In our posts, we address issues that are important to
millennials and other young adults, such as advice on buying a home or on
changing jobs or careers. Our goal, which should be the same of any advisors
looking to reach this demographic, is to show our expertise in financial
planning, investment management and providing good old-fashioned advice. As
with any successful advisory practice, we have a base of clients who have been
with us for decades, but it’s crucial that we connect with new audiences to
demonstrate that we are not just here to work with older generations of clients
who are preparing for retirement.
It is also important in attempting to cultivate younger
clients that the firm have advisors in that same demographic. We have found
that having younger advisors that work with younger clients who are going
through many of the same things from a financial perspective, is highly
effective. This has helped us to attract more millennials and GenZ because they
recognize that we are professionals, but also that they are receiving
information from somebody who has experienced, or is about to experience, the
same life circumstances. I think that lends some trust, credibility and level
of comfort because they know that we are giving them advice, not just
strategies.
Taking on clients who are early in their careers and haven’t
yet accumulated substantial assets is important to the future of our firm.

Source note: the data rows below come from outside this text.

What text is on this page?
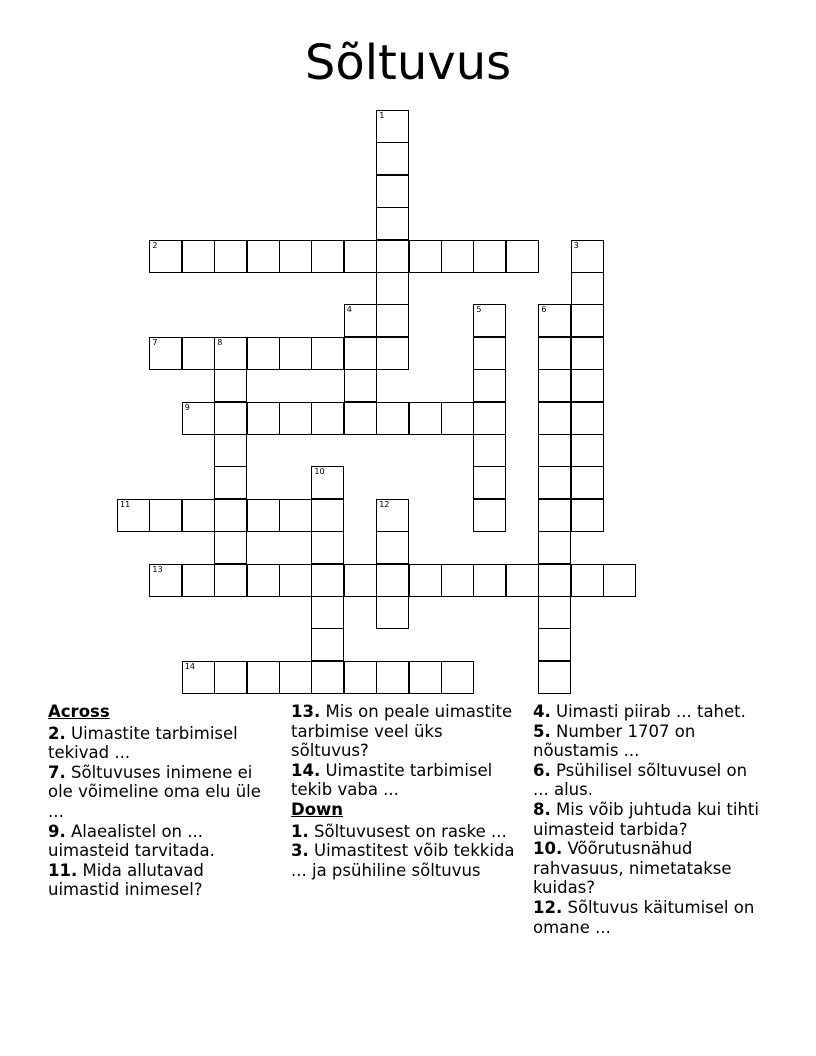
Sõltuvus
1
2	3
4	5	6
7	8
9
10
11	12
13
14
Across

2. Uimastite tarbimisel tekivad ...

7. Sõltuvuses inimene ei ole võimeline oma elu üle ...

9. Alaealistel on ... uimasteid tarvitada.

11. Mida allutavad uimastid inimesel?

13. Mis on peale uimastite tarbimise veel üks sõltuvus?

14. Uimastite tarbimisel tekib vaba ...

Down

1. Sõltuvusest on raske ...

3. Uimastitest võib tekkida ... ja psühiline sõltuvus

4. Uimasti piirab ... tahet.

5. Number 1707 on nõustamis ...

6. Psühilisel sõltuvusel on ... alus.

8. Mis võib juhtuda kui tihti uimasteid tarbida?

10. Võõrutusnähud rahvasuus, nimetatakse kuidas?

12. Sõltuvus käitumisel on omane ...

While millennials may not be the most lucrative demographic right now, we see
working with these individuals on planning today as an investment in the
future, both theirs and ours.
Over the next couple of decades there will be a tremendous
wealth transfer in this country. Cerulli estimates that some $68 trillion in
wealth will change hands in the U.S. by 2042, with much of it being passed on
to millennials and GenZ.
The millennials we work with are often the adult children of
current clients. In addition to the potential for inherited wealth, a lot of
these second-generation clients are independently successful in their own
right. Working with them early in their careers provides opportunities where we
can help them start planning for the future immediately and build a
relationship that deepens over time.
Advisors looking to cultivate clients in this demographic
need to be willing to put in the time to give them a basic financial education.
Then over time, as the client becomes more knowledgeable, the advisor can
introduce more complex planning strategies and recommend more sophisticated
solutions.
But the biggest challenge in attracting the next generation
of clients is getting over the hump of their preconceived notions of what a
financial advisor is, what we do and who we do it for.